So. I'm not going to name names here, and that is why we're going to call the two girls mentioned in this post 'Daisy' and 'Rissa.'
Until recently, Rissa had been my best friend. We'd known each other since before we were even born. When I was two and she was three, her family came to visit mine (then living out of state). And I, being the most awkward toddler ever, would barely talk to her. But she pried me out of my shell, and for the next fourteen years she was like the sister I never had.
Rissa has a younger sister named Daisy, about four years younger than her. Daisy, for much of my friendship with Rissa, was just my friend's annoying kid sister whom I had to put up with. But as she got older, Daisy became our friend too, and as close to me as her sister was.

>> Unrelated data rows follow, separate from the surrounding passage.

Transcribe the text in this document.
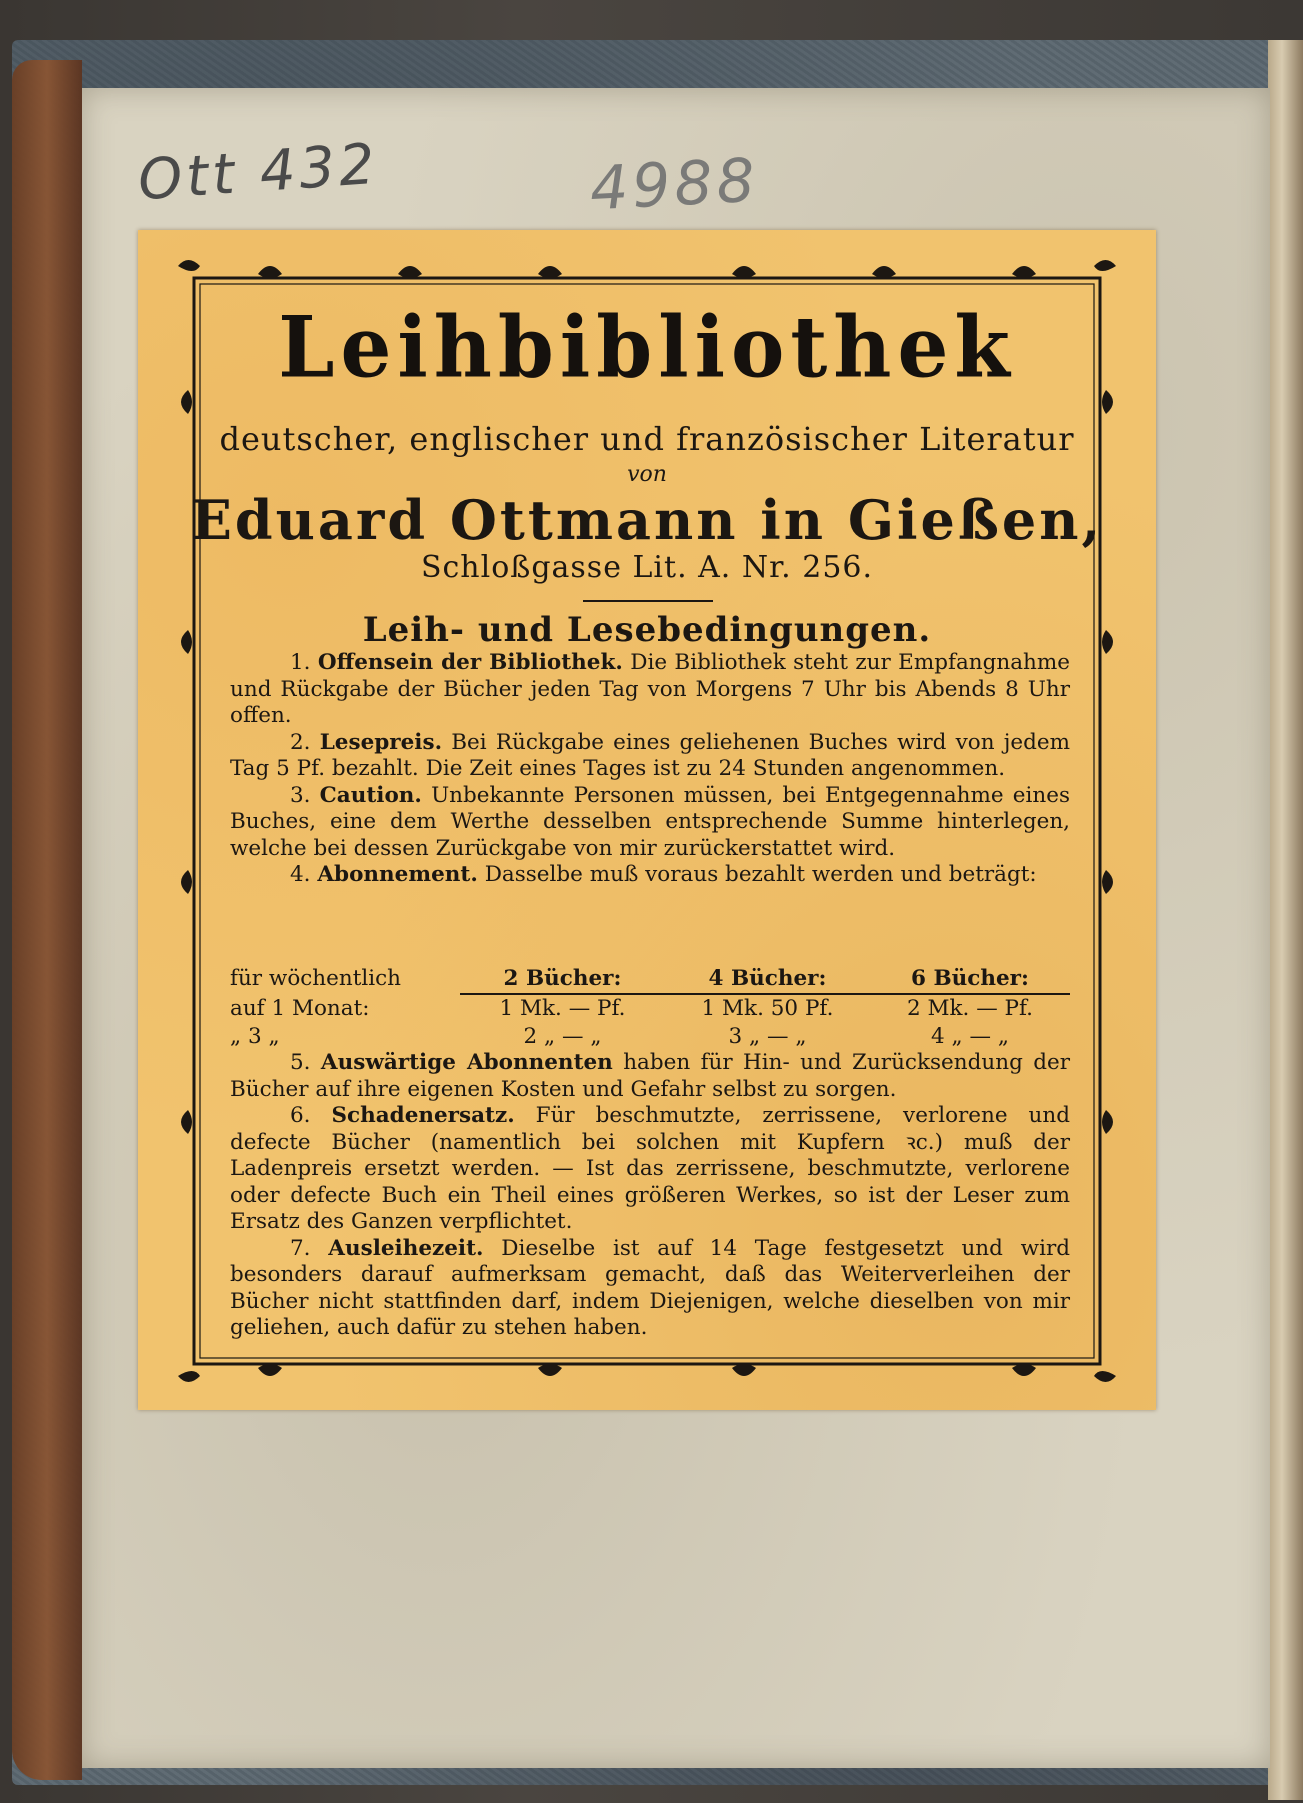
Ott 432	4988
Leihbibliothek
deutscher, englischer und französischer Literatur
von
Eduard Ottmann in Gießen,
Schloßgasse Lit. A. Nr. 256.
Leih- und Lesebedingungen.

1. Offensein der Bibliothek. Die Bibliothek steht zur Empfangnahme und Rückgabe der Bücher jeden Tag von Morgens 7 Uhr bis Abends 8 Uhr offen.

2. Lesepreis. Bei Rückgabe eines geliehenen Buches wird von jedem Tag 5 Pf. bezahlt. Die Zeit eines Tages ist zu 24 Stunden angenommen.

3. Caution. Unbekannte Personen müssen, bei Entgegennahme eines Buches, eine dem Werthe desselben entsprechende Summe hinterlegen, welche bei dessen Zurückgabe von mir zurückerstattet wird.

4. Abonnement. Dasselbe muß voraus bezahlt werden und beträgt:

für wöchentlich	2 Bücher:	4 Bücher:	6 Bücher:
auf 1 Monat:	1 Mk. — Pf.	1 Mk. 50 Pf.	2 Mk. — Pf.
„ 3 „	2 „ — „	3 „ — „	4 „ — „

5. Auswärtige Abonnenten haben für Hin- und Zurücksendung der Bücher auf ihre eigenen Kosten und Gefahr selbst zu sorgen.

6. Schadenersatz. Für beschmutzte, zerrissene, verlorene und defecte Bücher (namentlich bei solchen mit Kupfern ꝛc.) muß der Ladenpreis ersetzt werden. — Ist das zerrissene, beschmutzte, verlorene oder defecte Buch ein Theil eines größeren Werkes, so ist der Leser zum Ersatz des Ganzen verpflichtet.

7. Ausleihezeit. Dieselbe ist auf 14 Tage festgesetzt und wird besonders darauf aufmerksam gemacht, daß das Weiterverleihen der Bücher nicht stattfinden darf, indem Diejenigen, welche dieselben von mir geliehen, auch dafür zu stehen haben.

The problem? They were homophobic and transphobic, and for obvious reasons I'm not cool with that. And their prejudice really hurt me, though every time I consider telling them the exact reasons why, I freeze up and panic.
Taking the advice of another girl who'd been similarly burned, I decided to simply cut off my friendship with them. And I tried. I don't hate Rissa and Daisy; I love them as sisters in Christ, but I really don't like them and the way they're acting right now. But I didn't remove them from my Facebook friends list, because that seemed rather petty. So when I posted a message on my page protesting the transphobia of reality star Michelle Duggars, they saw it and responded negatively.
I won't go into the whole argument, but eventually Daisy messaged me with all the Bible verses that fundamentalist Christians interpret as condemning homosexuality and transgenderism (they don't condemn either, actually; they condemn shrine prostitution, rape, hostility to strangers, and lack of hospitality but I'll go into that later with the help of some friends and family who have studied the Bible much more extensively than I and can explain much more efficiently.) and I told her to shut up unless she had something positive to say, and that her sister could do the same. At which point she replied with a series of 'I love yous.' But those are just words, and honestly I'm not convinced she means them.
I told her honestly that I love her too, but explained also explained my other feelings on our whole awkward, hurtful situation. Thus far, she hasn't responded.
The whole thing is just so frustrating. I want our old friendship back and I'm sick of this drama, but I'm not going to put up with their prejudice (especially when it's directed at several of my other friends, who have supported and loved me through this mess and have helped me pull myself back together again) and I'm not going to back down from my advocacy for the LGBTQIAA+ community. I also know that right now, being friends with either one will only get me hurt. As I wrote in Sunshine, it's my choice whether to let these destructive people into my life or not, and right now I choose not to.
But...fourteen years is a long time. I literally can't remember a time when Rissa and Daisy weren't a part of my life in some way. They really are like my sisters, and it hurts to cut off two people so close to me. Any thoughts?